Here and now - Why am I reading Middlemarch
(By the way, both of those books, which I read recently, were written by friends of mine - they know I kid - right guys? Please go out and support my friends and buy those books, whether you plan on reading them or not...)
The book is, as expected, dense and slow-going, but it's enjoyable regardless. It's probably more enjoyable because I'm not reading it with an eye to writing a paper, and therefore I won't feel guilty about grabbing the Cliff Notes to see everything I missed. What I didn't miss is that George Eliot is not a fan of rap music. Or at least two of her characters aren't.
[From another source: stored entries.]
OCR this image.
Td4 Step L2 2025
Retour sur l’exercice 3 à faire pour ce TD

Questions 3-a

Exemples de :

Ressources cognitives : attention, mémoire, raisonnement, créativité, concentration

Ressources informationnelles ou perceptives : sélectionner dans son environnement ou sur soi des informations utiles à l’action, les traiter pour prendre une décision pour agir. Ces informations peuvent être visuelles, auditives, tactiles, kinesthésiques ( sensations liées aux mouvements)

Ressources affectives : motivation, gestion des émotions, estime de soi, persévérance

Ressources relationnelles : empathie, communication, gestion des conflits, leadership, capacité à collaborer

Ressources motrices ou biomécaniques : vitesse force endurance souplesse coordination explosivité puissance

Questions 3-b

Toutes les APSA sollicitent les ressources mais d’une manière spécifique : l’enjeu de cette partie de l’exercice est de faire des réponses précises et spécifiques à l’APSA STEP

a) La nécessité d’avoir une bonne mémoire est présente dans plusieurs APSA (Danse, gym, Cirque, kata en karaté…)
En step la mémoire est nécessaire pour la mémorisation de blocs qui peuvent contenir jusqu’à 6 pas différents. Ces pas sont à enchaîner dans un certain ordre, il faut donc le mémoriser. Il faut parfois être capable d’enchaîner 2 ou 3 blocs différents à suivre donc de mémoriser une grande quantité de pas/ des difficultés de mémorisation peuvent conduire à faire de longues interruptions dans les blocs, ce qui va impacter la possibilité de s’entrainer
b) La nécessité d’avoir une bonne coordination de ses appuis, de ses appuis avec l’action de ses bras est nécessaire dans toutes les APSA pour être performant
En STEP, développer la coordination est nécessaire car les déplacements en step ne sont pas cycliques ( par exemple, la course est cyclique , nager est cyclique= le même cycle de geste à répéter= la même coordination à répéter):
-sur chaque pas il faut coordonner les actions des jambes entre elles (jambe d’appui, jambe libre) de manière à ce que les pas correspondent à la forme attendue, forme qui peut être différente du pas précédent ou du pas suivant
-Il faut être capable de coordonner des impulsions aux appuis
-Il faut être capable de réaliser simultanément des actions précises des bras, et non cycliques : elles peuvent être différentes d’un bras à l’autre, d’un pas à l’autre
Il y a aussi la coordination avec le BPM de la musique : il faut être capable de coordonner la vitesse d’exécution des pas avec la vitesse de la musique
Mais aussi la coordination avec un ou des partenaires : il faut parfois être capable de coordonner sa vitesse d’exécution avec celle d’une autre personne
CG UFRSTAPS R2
In chapter 16, Rosamond is talking to Lydgate:
"You have studied music, probably?" said Rosamond.
"No, I know the notes of many birds, and I know many melodies by ear; but the music that I don't know at all, and have no notion about, delights me - affects me. How stupid the world is that it does not make more use of such a pleasure within its reach!"
"Yes, and you will find Middlemarch very tuneless. There are hardly any good musicians. I only know two gentlemen who sing at all well."
"I suppose it is the fashion to sing comic songs in a rhythmic way, leaving you to fancy the tune - very much as if it were tapped on a drum?"
"Ah, you have heard Mr. Bowyer," said Rosamond, with one of her rare smiles. "But we are speaking very ill of our neighbours."
Who says the classics have no relevance to today's culture?